February 28 – technical history

at&t1

1885AT&T Incorporated

The American Telephone and Telegraph Company is incorporated in New York State as the subsidiary of American Bell Telephone. Eventually the companies would “merge” and thus AT&T was born.

1947 – The first closed-circuit broadcast of a surgical operation showed procedures to observers in classrooms at Johns Hopkins University.

1954 – The Westinghouse H840CK15 went on sale in the New York area. It is generally agreed to be the first production television receiver using NTSC color offered to the public. Only 30 sets were sold at $1,295 a pop.

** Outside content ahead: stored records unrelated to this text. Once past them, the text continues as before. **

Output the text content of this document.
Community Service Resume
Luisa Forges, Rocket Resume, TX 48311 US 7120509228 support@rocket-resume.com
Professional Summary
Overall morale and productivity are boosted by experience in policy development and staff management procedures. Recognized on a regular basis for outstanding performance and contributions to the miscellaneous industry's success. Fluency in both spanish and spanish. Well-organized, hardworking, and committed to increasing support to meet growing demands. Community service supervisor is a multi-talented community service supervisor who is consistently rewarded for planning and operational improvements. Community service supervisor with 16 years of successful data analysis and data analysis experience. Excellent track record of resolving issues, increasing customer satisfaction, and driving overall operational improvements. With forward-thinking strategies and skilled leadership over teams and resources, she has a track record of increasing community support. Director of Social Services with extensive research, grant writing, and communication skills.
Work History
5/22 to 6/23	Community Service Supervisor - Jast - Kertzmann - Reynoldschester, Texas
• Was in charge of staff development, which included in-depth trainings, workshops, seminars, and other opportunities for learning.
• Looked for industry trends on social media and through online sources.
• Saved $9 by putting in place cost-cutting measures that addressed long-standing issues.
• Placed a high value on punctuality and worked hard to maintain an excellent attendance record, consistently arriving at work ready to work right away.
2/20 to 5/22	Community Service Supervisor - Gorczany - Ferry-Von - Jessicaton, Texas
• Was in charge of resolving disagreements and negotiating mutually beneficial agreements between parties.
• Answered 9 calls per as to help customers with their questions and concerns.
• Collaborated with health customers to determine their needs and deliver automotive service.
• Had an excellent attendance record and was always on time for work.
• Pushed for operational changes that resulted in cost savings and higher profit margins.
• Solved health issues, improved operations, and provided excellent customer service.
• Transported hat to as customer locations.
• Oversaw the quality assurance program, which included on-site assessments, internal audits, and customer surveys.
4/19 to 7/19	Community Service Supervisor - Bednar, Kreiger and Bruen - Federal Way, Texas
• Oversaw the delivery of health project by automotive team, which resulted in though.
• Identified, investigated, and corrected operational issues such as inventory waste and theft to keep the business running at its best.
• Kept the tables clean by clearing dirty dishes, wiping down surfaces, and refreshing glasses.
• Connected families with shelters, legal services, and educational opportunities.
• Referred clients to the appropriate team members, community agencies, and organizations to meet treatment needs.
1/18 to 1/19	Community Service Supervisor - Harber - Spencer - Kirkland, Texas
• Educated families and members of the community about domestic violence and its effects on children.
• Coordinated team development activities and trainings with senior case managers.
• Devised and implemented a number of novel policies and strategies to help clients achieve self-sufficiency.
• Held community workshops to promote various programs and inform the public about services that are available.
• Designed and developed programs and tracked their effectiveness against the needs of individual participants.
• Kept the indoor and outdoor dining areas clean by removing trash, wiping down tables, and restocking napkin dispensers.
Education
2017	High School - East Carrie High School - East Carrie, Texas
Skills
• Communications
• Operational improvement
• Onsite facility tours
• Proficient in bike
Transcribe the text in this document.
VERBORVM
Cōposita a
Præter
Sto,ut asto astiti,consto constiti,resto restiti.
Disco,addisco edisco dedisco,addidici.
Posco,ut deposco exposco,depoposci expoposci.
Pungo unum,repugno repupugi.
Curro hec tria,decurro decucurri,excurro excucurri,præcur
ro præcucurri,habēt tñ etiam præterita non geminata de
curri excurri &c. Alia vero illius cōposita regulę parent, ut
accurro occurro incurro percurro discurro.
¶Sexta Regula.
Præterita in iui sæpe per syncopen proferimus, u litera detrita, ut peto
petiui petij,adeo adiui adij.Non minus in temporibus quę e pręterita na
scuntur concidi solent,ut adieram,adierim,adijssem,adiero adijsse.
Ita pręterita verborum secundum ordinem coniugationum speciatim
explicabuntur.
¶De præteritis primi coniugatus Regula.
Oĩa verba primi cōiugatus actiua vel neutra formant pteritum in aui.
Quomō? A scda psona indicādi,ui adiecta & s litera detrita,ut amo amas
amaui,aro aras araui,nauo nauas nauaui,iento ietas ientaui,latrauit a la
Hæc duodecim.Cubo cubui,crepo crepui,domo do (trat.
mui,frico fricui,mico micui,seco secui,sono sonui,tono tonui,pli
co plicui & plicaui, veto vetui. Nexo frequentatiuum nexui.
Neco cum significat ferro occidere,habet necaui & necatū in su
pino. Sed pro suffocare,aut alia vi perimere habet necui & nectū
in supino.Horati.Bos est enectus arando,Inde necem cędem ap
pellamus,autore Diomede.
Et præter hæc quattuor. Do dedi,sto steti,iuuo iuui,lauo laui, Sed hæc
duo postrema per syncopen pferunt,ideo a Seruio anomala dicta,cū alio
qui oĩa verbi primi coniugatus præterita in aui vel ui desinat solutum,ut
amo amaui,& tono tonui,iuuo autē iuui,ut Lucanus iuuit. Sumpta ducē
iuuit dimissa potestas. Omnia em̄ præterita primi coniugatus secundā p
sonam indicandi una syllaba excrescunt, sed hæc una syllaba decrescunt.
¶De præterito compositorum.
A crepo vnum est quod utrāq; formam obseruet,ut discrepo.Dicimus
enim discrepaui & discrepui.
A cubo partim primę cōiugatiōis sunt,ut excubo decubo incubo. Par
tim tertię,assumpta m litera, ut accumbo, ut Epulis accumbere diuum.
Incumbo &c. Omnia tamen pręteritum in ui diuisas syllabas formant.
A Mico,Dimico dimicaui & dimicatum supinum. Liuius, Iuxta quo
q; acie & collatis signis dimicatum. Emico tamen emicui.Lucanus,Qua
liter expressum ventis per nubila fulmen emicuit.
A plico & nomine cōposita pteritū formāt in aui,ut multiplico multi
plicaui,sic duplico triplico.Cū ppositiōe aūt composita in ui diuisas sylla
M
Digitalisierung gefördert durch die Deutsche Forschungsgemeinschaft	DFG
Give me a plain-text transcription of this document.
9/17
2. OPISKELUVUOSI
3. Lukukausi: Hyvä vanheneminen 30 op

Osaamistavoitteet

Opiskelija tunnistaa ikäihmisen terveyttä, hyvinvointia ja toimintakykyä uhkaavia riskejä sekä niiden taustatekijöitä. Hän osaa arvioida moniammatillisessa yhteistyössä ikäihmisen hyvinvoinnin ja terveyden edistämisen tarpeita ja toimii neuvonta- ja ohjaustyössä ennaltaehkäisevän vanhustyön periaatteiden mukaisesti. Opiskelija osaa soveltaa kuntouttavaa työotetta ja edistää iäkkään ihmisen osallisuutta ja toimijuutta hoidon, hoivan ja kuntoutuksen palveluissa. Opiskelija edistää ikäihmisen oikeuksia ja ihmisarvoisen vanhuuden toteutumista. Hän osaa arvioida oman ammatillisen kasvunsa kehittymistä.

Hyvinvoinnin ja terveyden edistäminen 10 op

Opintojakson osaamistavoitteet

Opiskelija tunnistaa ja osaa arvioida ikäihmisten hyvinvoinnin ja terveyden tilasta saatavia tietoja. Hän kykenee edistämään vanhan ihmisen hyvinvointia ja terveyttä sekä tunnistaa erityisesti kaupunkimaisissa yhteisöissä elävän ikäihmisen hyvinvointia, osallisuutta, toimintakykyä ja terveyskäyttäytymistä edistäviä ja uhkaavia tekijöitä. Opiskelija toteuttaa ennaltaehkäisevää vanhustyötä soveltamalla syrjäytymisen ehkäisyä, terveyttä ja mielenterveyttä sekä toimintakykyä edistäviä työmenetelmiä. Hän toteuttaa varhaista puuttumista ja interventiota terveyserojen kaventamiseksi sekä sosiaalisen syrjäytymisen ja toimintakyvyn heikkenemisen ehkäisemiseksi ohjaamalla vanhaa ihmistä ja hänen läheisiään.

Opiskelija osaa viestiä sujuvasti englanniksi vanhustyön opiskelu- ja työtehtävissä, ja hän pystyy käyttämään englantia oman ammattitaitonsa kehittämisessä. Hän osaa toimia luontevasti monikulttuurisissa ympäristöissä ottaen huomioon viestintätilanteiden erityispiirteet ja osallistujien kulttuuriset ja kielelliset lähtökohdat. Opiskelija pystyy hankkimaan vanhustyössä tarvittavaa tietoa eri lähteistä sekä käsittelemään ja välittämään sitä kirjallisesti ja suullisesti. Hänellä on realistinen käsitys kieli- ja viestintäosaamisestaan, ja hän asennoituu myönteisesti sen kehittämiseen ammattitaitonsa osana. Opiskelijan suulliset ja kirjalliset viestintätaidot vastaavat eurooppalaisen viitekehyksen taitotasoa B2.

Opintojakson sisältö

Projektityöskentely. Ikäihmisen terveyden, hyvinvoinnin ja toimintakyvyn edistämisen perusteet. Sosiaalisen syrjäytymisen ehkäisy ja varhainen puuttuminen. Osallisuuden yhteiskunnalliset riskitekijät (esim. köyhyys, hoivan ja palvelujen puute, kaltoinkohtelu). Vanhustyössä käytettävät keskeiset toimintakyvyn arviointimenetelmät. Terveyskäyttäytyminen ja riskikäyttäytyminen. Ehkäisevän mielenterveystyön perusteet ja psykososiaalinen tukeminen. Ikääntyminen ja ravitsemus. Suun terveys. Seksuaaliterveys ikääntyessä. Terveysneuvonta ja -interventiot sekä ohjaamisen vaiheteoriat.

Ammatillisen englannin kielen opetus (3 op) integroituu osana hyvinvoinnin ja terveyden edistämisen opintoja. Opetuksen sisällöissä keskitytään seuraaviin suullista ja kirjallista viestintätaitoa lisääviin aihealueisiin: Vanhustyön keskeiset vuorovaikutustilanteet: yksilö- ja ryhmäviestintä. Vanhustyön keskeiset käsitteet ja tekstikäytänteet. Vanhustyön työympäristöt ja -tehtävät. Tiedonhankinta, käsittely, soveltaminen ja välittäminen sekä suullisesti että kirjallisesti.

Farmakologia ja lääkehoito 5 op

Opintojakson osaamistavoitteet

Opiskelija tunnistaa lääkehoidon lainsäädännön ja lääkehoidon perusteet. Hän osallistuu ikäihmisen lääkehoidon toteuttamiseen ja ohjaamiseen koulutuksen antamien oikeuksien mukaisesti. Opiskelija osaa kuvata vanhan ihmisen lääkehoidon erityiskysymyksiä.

1956MIT’s Forrester Receives Patent on “Core” Memory

Jay Forrester at MIT is awarded a patent for his coincident current magnetic core memory. Forrester’s invention, given Patent No. 2,736,880 for a “multicoordinate digital information storage device,” became the standard memory device for digital computers until supplanted by solid state (semiconductor) RAM in the mid-1970s.

1959 – Discoverer 1 was launched on a Thor-Agena A rocket and became the first man-made object ever put into a polar orbit.

1966Right to Privacy

With all these ways to listen in on a conversation, the FCC has to make a ruling to protect the rights of US citizens. They create the Right to Privacy act which bands evesdropping or direct and indirect use of radio – controlled devices.

2002Disney CEO Claims Apple Encourages Theft

Disney CEO Michael Eisner testifies at a Senate Commerce Committee hearing in Washington, D.C., on the protection of digital content from piracy. Eisner lobbies for sterner enforcement of copyright laws, claiming that Apple Computer advertisements for the iPod encourage copyright violation. “Rip. Mix. Burn. … they buy this computer.”

A little over 3 years later, Eisner was later replaced as CEO by Robert Iger, who quickly arranged the buyout of Pixar Animation Studios, of which Steve Jobs was CEO. This move made Steve Jobs Disney’s largest shareholder and a member of Disney’s board. I guess it’s a small world after all!

2017 – A typo in a command to take some servers offline for maintenance caused an outage in Amazon’s S3 service that took millions of websites offline.